With significant help from CDHP Executive Director Jenai Cutcher and board member Elizabeth Liebman, we designed a program for the exhibit, which offered some ideas and posed some questions about the makeup of a dance archive. We asked simple questions about what constitutes an archive, who decides what goes in it, and how a dance archive is distinct. We also suggested that a dance archive consists of “bodies, objects, spaces, memories, and communities”—all concepts we tried to incorporate into the exhibit itself (without being too heavy handed about it). The purpose of this program was to set a tone for the exhibit—and to give those who were interested some food for thought as they journeyed through.

However, we also wanted to create an interactive exhibit. So we set up a table with objects and documents from the JHDC dance archive and posed a series of questions.

Text says "write your answer here" followed by various scrawled responses

Back of index card with audience responses.

The objects included a mask from “Y2 Day,” a hat from “El Gato Negro,” dance notes, a lighting plot, a program, and a dance studio sign-in sheet from 1976. We asked questions such as “What kinds of relationships do you think people had (or have) with these items?” and “Why do some documents and objects become valuable while others become disposable?” Onlookers were free to examine the materials on the table and to discuss them with their companions as they (hopefully) considered the questions we posed.

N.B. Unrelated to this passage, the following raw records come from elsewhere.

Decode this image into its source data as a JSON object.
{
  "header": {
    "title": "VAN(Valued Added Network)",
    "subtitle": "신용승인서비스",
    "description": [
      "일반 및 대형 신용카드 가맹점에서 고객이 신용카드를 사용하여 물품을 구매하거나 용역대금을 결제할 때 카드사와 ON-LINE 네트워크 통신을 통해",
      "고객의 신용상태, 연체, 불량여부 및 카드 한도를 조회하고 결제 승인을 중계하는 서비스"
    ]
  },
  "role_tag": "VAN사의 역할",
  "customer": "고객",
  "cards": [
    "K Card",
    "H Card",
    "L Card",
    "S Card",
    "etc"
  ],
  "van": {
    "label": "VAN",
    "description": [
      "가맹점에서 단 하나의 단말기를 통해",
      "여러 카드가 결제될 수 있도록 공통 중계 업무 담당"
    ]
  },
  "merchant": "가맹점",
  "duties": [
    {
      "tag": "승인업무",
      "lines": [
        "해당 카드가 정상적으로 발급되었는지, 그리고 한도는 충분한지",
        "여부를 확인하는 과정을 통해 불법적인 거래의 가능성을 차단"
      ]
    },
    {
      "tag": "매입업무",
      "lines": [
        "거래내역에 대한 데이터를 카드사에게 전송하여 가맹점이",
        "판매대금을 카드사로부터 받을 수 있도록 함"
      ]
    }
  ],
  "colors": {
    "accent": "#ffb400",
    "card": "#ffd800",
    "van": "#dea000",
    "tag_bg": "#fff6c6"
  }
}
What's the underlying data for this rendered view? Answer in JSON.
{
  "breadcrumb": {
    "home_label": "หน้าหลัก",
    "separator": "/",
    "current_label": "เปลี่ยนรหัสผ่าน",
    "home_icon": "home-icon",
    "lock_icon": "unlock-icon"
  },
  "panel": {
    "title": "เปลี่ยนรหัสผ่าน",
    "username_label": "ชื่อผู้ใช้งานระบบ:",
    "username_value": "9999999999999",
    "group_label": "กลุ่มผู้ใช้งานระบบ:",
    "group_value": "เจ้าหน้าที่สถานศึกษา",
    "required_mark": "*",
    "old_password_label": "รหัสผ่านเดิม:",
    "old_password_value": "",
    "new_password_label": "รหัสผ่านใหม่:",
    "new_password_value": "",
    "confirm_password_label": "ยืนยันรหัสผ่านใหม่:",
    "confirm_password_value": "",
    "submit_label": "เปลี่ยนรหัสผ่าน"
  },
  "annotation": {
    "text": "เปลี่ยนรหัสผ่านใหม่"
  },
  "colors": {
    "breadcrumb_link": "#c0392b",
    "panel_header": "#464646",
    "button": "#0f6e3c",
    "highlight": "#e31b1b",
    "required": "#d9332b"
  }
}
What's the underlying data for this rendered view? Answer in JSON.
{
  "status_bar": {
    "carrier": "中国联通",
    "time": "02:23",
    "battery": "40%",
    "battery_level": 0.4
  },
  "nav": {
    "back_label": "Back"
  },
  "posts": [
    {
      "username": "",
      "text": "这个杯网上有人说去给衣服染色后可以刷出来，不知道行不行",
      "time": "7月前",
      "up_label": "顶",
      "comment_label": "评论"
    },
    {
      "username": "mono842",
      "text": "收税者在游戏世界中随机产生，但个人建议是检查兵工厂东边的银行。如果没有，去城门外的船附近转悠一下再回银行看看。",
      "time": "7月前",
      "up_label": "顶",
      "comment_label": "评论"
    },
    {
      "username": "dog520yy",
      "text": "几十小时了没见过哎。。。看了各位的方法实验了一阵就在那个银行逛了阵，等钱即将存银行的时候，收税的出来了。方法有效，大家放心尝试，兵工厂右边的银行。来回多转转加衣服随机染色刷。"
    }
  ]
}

We also prompted our audience to look carefully at the 1976 sign-in sheet, which included Hall’s signature along with other prominent dancers from that period. We asked them to put themselves in the place of one of those dancers. “What was their world like?” we asked. “What might they have been thinking and experiencing at that particular moment?” In other words, we attempted to transport our audience back into time and to get them to consider another world—all through the use of the dance archive.

A person writing on a card against a wall next to a hung mask and wall text.

Exhibit visitor writing response on index card. All photos courtesy of Chicago Dance History Project.

To take our interactive theme even further, we wrote questions on large index cards and posted them on each exhibit panel, inviting onlookers to write their responses on the back of each card. We asked questions such as, “What clues do these costumes give us about the time and context of the performance?”; “How can we recreate a dance performance when its archive no longer exists?”; and “How is a performance archived in the body of a dancer?” To our delight, many people eagerly shared their answers. Our plan is to digitize these cards and add them to the dance archive.

And this leads me to our next task: curating a digital version of the JHDC exhibit and, more broadly, developing, organizing, and maintaining a comprehensive digital dance archive. The act of curating (or better yet, choreographing) the JHDC exhibit taught us a lot about how we might envision the digital exhibit.We’re imagining an interactive digital project and which continues to expand our goal of contributing to the dance archive as we work simultaneously to preserve it and make it readily accessible to current and future users. We view the archive as a living, breathing, dancing thing and we want our digital exhibit to reflect that vision.

A white woman with brown hair, a black coat, and blue scarf smiles into the camera.Daina Coffey is a Ph.D. Candidate studying U.S. history at the University of Chicago, where her teaching and research focuses on race, gender, and capitalism as well as urban and legal history. Deeply interested in digital preservation and records management, issues of accessibility, and curatorial practices, she has worked at a number of archives including the Bancroft Library at U.C. Berkeley, the Seaver Center for Western History Research at the Natural History Museum of Los Angeles, and the Special Collections and Research Center at the University of Chicago. Daina is thrilled to develop her archival skill set through working with local artists and dance-legacy materials at the Chicago Dance History Project this fall.